Isaac Alphonse

Tangerines, star fruit, breadfruit, wild watercress.

 

We’re not perusing a menu in St Lucia. We’re touring a local farm owned by The Richards family for more than 40 years. Isaac Alphonse, the purchasing manager for The Landings, the 120-plus unit new resort where we are staying (www.landings.rockresorts.com), is showing us around and tells us we could help plant if we’d like to.

 

In fact, there is a new  “Give and Getaway program” designed to do just that—to show us St. Lucia farms tending to the crops while we learn about the eco-friendly techniques that farms use to promote local sustainability. If we had time, we could visit the Friday night Fish-Fry in Anse La Raye where some of the fruits and vegetables we see are cooked and sold.

 

We can eat them right at The Landings Resort too, Alphonse buys fruits and vegetables from this farm.  He’s so enthusiastic that he sometimes comes here in his free time to help, though he tells us he grows all varieties of fruits and vegetables at his home. “My wife would rather have flowers,” he laughs. What happens to all the produce they can’t use? “We give it away,” he says. “That is the St Lucia way.”

 

St. Lucian farms, unlike farms elsewhere grow all varieties of crops–avocadoes, guavas, yams,  one potato like vegetable called a Dasheen, bananas and plantains, coconut and cucumbers. “This is a big farm-over 70 acres,” Alphonse tells us, all planted on hilly terrain and tended by just four people. We run into 23-year-old Solomon Chelcher who has already planted 60 new Dasheen plants—all by 9:30 am.  St. Lucians would eat it mashed or fried, they tell us. I offer to help but Solomon is done.

 

Instead we tromp around the mud, checking out a plantain here, a lime there, two varieties of oranges, tasting a tangerine and a star fruit, tapping a pumpkin to see if it is ripe, opening a coconut to drink the sweet juice.

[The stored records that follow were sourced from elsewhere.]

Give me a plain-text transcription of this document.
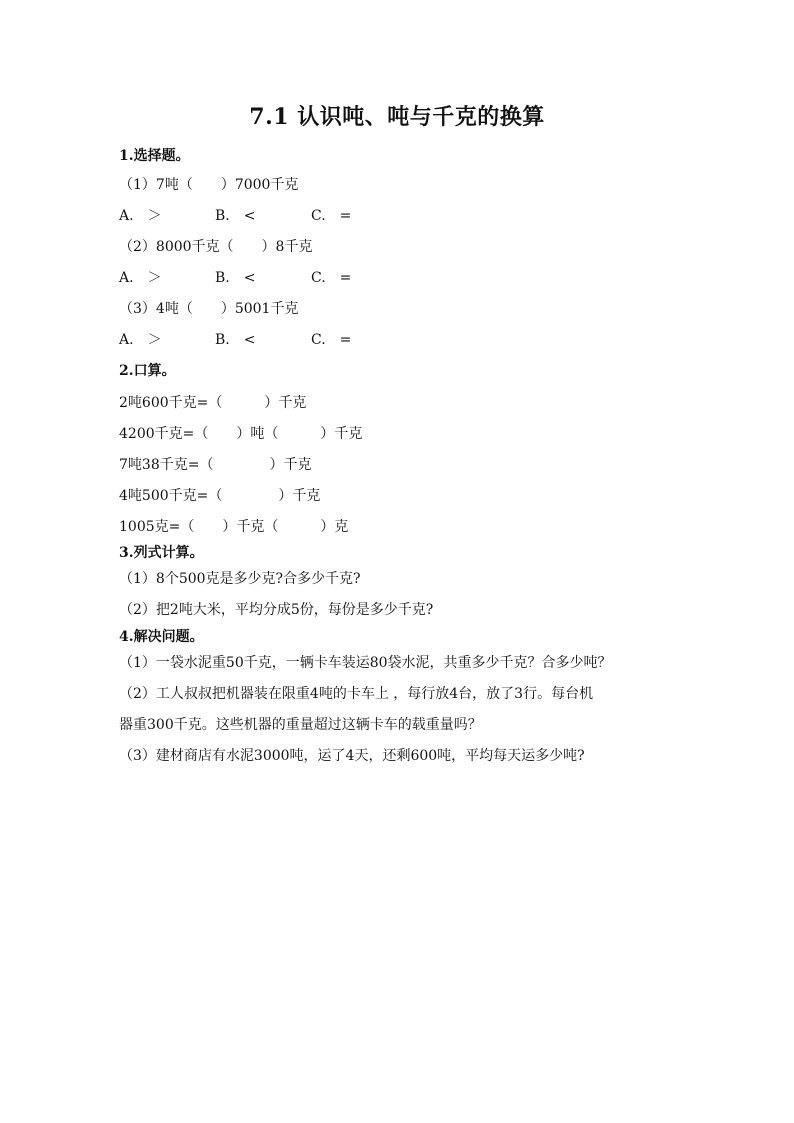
7.1 认识吨、吨与千克的换算
1.选择题。
（1）7吨（　　）7000千克
A.　＞	B.　<	C.　=
（2）8000千克（　　）8千克
A.　＞	B.　<	C.　=
（3）4吨（　　）5001千克
A.　＞	B.　<	C.　=
2.口算。
2吨600千克=（　　　）千克
4200千克=（　　）吨（　　　）千克
7吨38千克=（　　　　）千克
4吨500千克=（　　　　）千克
1005克=（　　）千克（　　　）克
3.列式计算。
（1）8个500克是多少克?合多少千克?
（2）把2吨大米，平均分成5份，每份是多少千克?
4.解决问题。
（1）一袋水泥重50千克，一辆卡车装运80袋水泥，共重多少千克？合多少吨？
（2）工人叔叔把机器装在限重4吨的卡车上 ，每行放4台，放了3行。每台机
器重300千克。这些机器的重量超过这辆卡车的载重量吗？
（3）建材商店有水泥3000吨，运了4天，还剩600吨，平均每天运多少吨?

It gives you an entirely new appreciation for where our food today at the resort will come from!  There is an entire field of green onions, eggplant and cocoa. Richards is a “true farmer,” I learn because he farms so many crops, and the resort tends to serve and buy what is in season-over 120 different fruits and vegetables during the different seasons.

 

He picks a tangerine from the tree and hands us some pieces. So yummy!  There are so many varieties of fruits and vegetables here-four varieties just of yams! More than 20 of mango!  Five kinds of avocado, some larger than I’ve ever seen.  Alphonse says his four kids love when he brings a pitcher of ice and some sugar into their big garden and make fresh lime and orange juice to drink under a tree. “But they don’t like weeding the garden,” he laughs.

 

We meet Cecilia Richard—mother of 5 and grandmother of 15 who lives with her husband at the top of a hill with one of the most spectacular views I’ve seen of the hills, the farms and far away, Martinique on a clear day, she laughs, brandishing the machete to cut the coconuts for us.

 

The resort may be five star all the way, but standing here in the Richards’ garden is authentic Caribbean all the way—from the family’s warmth and hospitality to , the pastel colored houses on stilts dotting the green landscape in the countryside, the banana and coconut trees swaying in the breeze and the rain shower that starts and then stops just as suddenly.

 

Is it time to hit the beach—and sample some of the fruit we’ve just seen—maybe in a drink?